The violence level. I gave this my ultra-violence tag and it definitely deserves it. It also pushes the book clearly into the adult section. Violence is a huge part of this book, as it is the way the Gold's weed out the weak.  It is brutal, it is harsh, it is explicit at times and it is unrelenting. There is rape. Thankfully, not graphic or sordid, but it plays a large part in several instances and people should be aware of that.

 

Finally, Darrow's focus on his mission. There are several times where he lets things happen that are wrong because his job is to become a high ranking Gold. He feels bad about it but knows his mission must come first. As an adult, I can separate from that. I sure wouldn't want to expose any young minds to that kind of thinking though.  It is very much a "Ends Justifying the Means" kind of philosophy being displayed.

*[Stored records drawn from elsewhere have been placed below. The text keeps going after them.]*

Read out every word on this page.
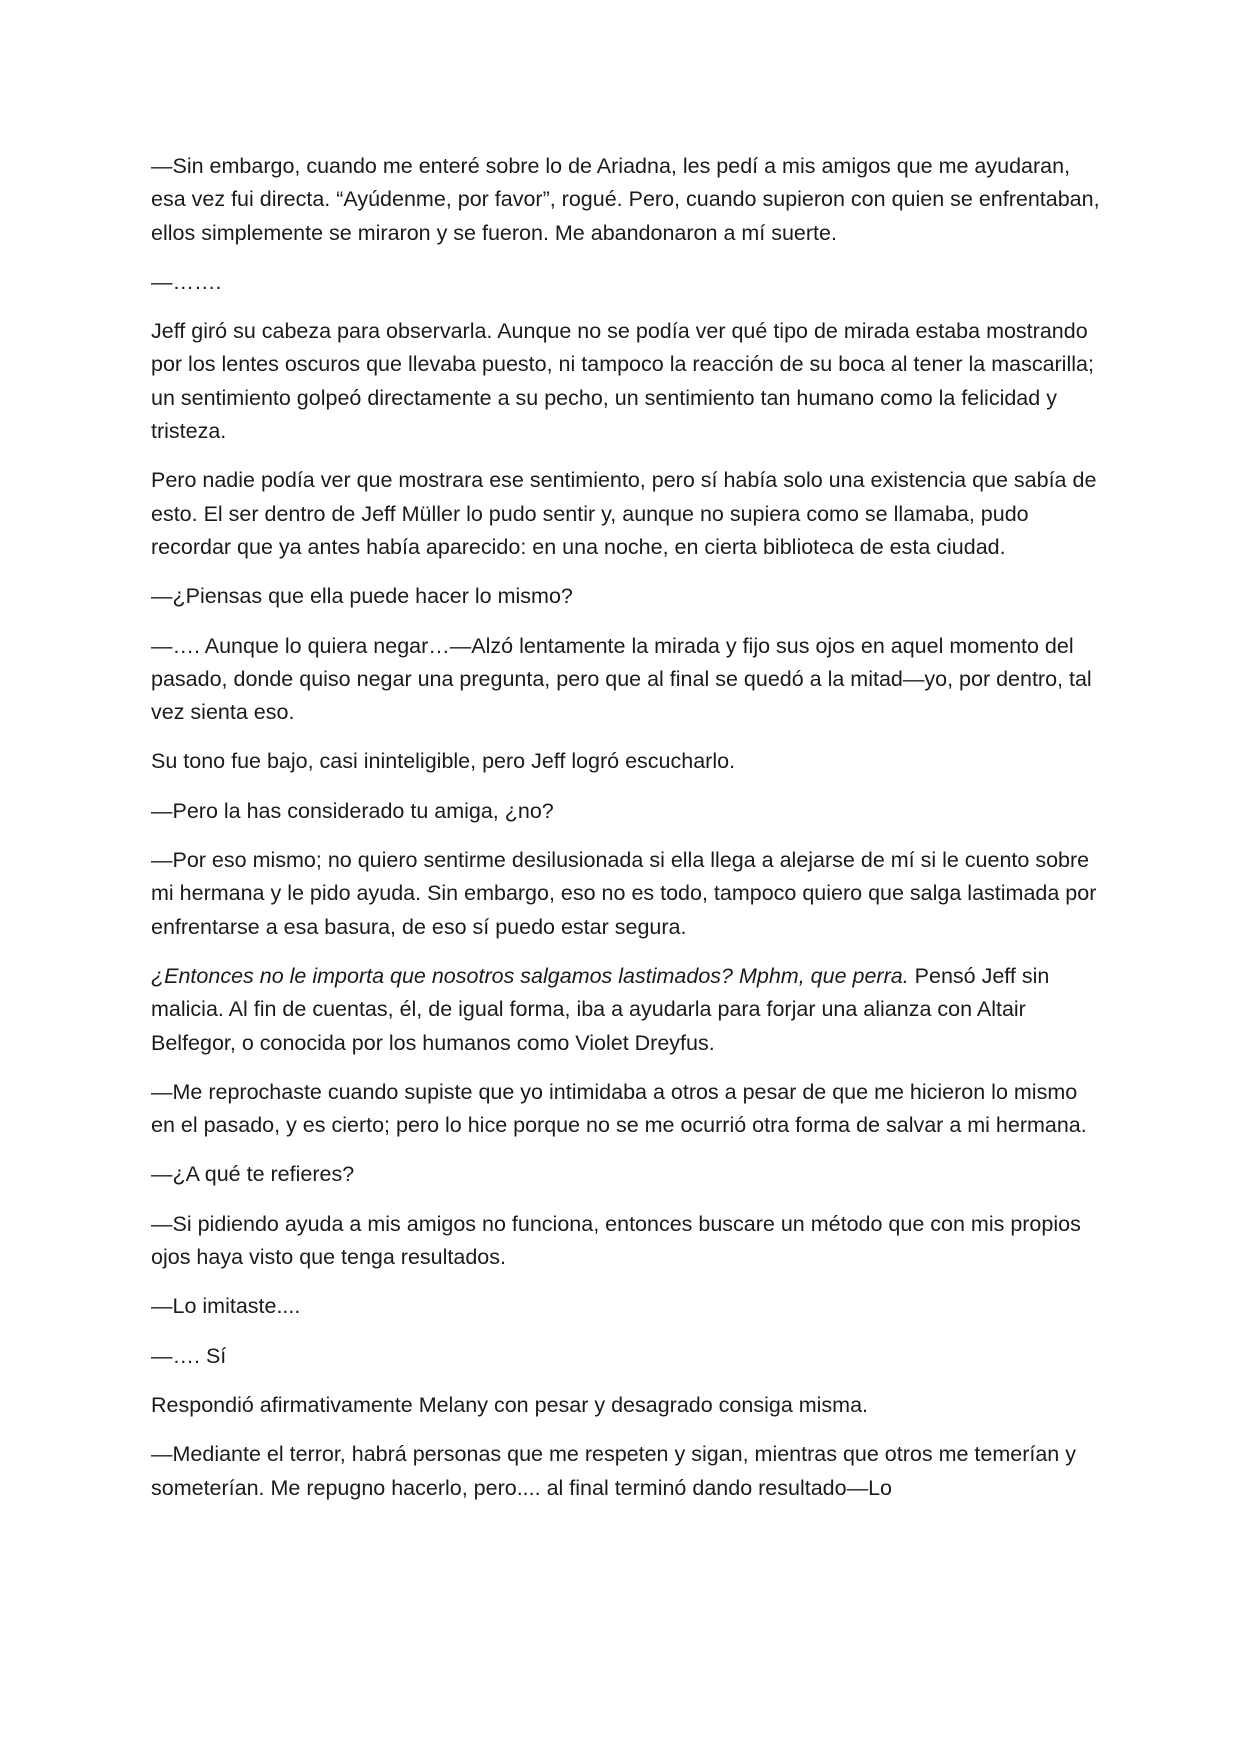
—Sin embargo, cuando me enteré sobre lo de Ariadna, les pedí a mis amigos que me ayudaran, esa vez fui directa. “Ayúdenme, por favor”, rogué. Pero, cuando supieron con quien se enfrentaban, ellos simplemente se miraron y se fueron. Me abandonaron a mí suerte.

—…….

Jeff giró su cabeza para observarla. Aunque no se podía ver qué tipo de mirada estaba mostrando por los lentes oscuros que llevaba puesto, ni tampoco la reacción de su boca al tener la mascarilla; un sentimiento golpeó directamente a su pecho, un sentimiento tan humano como la felicidad y tristeza.

Pero nadie podía ver que mostrara ese sentimiento, pero sí había solo una existencia que sabía de esto. El ser dentro de Jeff Müller lo pudo sentir y, aunque no supiera como se llamaba, pudo recordar que ya antes había aparecido: en una noche, en cierta biblioteca de esta ciudad.

—¿Piensas que ella puede hacer lo mismo?

—…. Aunque lo quiera negar…—Alzó lentamente la mirada y fijo sus ojos en aquel momento del pasado, donde quiso negar una pregunta, pero que al final se quedó a la mitad—yo, por dentro, tal vez sienta eso.

Su tono fue bajo, casi ininteligible, pero Jeff logró escucharlo.

—Pero la has considerado tu amiga, ¿no?

—Por eso mismo; no quiero sentirme desilusionada si ella llega a alejarse de mí si le cuento sobre mi hermana y le pido ayuda. Sin embargo, eso no es todo, tampoco quiero que salga lastimada por enfrentarse a esa basura, de eso sí puedo estar segura.

¿Entonces no le importa que nosotros salgamos lastimados? Mphm, que perra. Pensó Jeff sin malicia. Al fin de cuentas, él, de igual forma, iba a ayudarla para forjar una alianza con Altair Belfegor, o conocida por los humanos como Violet Dreyfus.

—Me reprochaste cuando supiste que yo intimidaba a otros a pesar de que me hicieron lo mismo en el pasado, y es cierto; pero lo hice porque no se me ocurrió otra forma de salvar a mi hermana.

—¿A qué te refieres?

—Si pidiendo ayuda a mis amigos no funciona, entonces buscare un método que con mis propios ojos haya visto que tenga resultados.

—Lo imitaste....

—…. Sí

Respondió afirmativamente Melany con pesar y desagrado consiga misma.

—Mediante el terror, habrá personas que me respeten y sigan, mientras que otros me temerían y someterían. Me repugno hacerlo, pero.... al final terminó dando resultado—Lo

I find the underlying philosophy to be highly questionable at best and wouldn't want to expose a young mind to it before said young mind had already had a solid base from which to judge for itself. Kind of like a very dangerous rock climb. After some experience, or with an experienced rock climber, you can let them have at it. But before? You'd be criminally negligent in letting them try to navigate this by themselves.

 

So those are the reasons why this isn't YA. I also find it distasteful that the publishers are pushing it as such.

 

Now on to a more "regular" review.

 

Again, I say "Holy Smokes!!!"

 

I read this book in ONE sitting. I stayed up until 2am to finish it. I paid for that the next day, and I'll keep that in mind for when I read the next book. Probably save it for a weekend. It dragged me in and kept me glued to my kindle until the very last page.

 

Darrow's narration could be at times a bit flowery and I did find myself thinking once or twice "nobody is going to talk or think like that". However, it worked out ok.

 

The action was incredible. The battle in the Academy was awesome. Taking up almost a whole year, we get to see fighting from one on one to group tactics. We also get to see the class take on the Proctors [the Gold's assigned to oversee the whole process] because of their corruption. Having the Proctor's be corrupt also added an additional level of tactics, as Darrow not only had to overcome his classmates, but the Proctors as well, who were experienced Golds.

 

I also enjoyed how Brown made Darrow think and choose between several goals at once. Does he want revenge for the killing of his wife? What does he do when finds out he isn't the only Red turned into a Gold? Can he fall in love a second time? Can he put up with serving someone who pretty much embodies evil to further his aims?

 

Loved this book and am really looking forward to reading the rest of the trilogy as I get around to it.